While pastors and nonprofits entrenched with serving unsheltered populations understand the complexity of the situation, they agreed better options exist than restricting the homeless from certain areas.
According to the National Coalition to End Homelessness’ local government best practices, criminalizing sleeping outside is a move the agency does not recommend.
“What’s happening here in Wilmington is different, but we can look at other areas in the country that have had strategies that have worked,” McBride said.
“So, there’s an education and research piece. And, who’s doing that?” she asked.
Tina Ward, a volunteer helping to pack lunches for homeless individuals twice a week, sent a letter to commissioners Jan. 19. In it, she links to an article published by the New York Times highlighting how Houston, Texas, helps its unsheltered populations.
During the last decade, Houston officials moved more than 25,000 homeless people directly into housing. Its population of unsheltered has decreased 63% and the state has infused $100 million into the efforts. The article states county agencies and local service providers, corporations and nonprofits work in unison on a “housing first” approach.
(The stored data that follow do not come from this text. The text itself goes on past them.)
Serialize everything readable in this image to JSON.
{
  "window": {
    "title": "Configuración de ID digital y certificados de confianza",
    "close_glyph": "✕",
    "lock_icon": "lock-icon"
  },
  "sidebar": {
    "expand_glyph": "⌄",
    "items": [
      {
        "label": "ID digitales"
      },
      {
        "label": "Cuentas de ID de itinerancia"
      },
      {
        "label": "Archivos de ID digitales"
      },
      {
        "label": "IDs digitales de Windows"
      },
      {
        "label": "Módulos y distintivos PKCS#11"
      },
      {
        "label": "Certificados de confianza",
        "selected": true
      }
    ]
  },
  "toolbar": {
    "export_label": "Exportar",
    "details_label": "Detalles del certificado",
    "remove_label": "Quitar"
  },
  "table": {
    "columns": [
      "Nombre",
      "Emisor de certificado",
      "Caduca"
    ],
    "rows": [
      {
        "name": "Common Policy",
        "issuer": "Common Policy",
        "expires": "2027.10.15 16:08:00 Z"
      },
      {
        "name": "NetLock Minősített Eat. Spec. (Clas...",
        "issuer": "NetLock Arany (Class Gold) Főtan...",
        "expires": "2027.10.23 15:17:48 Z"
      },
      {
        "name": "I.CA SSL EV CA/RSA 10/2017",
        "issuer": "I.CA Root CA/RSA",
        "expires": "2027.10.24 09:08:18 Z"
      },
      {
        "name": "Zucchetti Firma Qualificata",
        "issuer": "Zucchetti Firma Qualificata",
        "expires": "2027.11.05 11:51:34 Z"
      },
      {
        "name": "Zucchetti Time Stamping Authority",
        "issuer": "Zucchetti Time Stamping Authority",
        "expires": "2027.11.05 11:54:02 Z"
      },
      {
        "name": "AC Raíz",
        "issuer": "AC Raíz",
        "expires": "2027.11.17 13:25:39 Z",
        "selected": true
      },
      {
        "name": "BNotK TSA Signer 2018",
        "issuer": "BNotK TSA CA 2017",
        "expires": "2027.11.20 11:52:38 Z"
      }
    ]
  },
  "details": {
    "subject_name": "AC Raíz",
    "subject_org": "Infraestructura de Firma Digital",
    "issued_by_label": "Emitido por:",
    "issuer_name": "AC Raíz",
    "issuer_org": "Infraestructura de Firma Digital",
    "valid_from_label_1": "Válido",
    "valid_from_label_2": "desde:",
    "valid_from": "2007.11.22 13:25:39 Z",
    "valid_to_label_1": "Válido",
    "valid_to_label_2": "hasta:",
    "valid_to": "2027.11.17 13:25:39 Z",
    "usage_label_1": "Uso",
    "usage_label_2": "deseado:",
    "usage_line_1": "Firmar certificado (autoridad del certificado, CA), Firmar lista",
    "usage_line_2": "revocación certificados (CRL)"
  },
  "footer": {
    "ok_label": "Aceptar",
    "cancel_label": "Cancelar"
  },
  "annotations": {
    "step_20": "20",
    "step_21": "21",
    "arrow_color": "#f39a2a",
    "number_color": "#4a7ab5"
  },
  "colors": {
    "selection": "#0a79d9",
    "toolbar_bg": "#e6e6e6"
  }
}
“But housing first involves a different logic: When you’re drowning, it doesn’t help if your rescuer insists you learn to swim before returning you to shore. You can address your issues once you’re on land. Or not. Either way, you join the wider population of people battling demons behind closed doors,” the article reads.
In response to Ward’s correspondence, chair Bill Rivenbark sent an email back: “Thank you, Tina. This is going to be tough, but I’m not going to enable these people to live like they’re living cause they will be living that life forever if they don’t die sooner. Please pray for all of us.”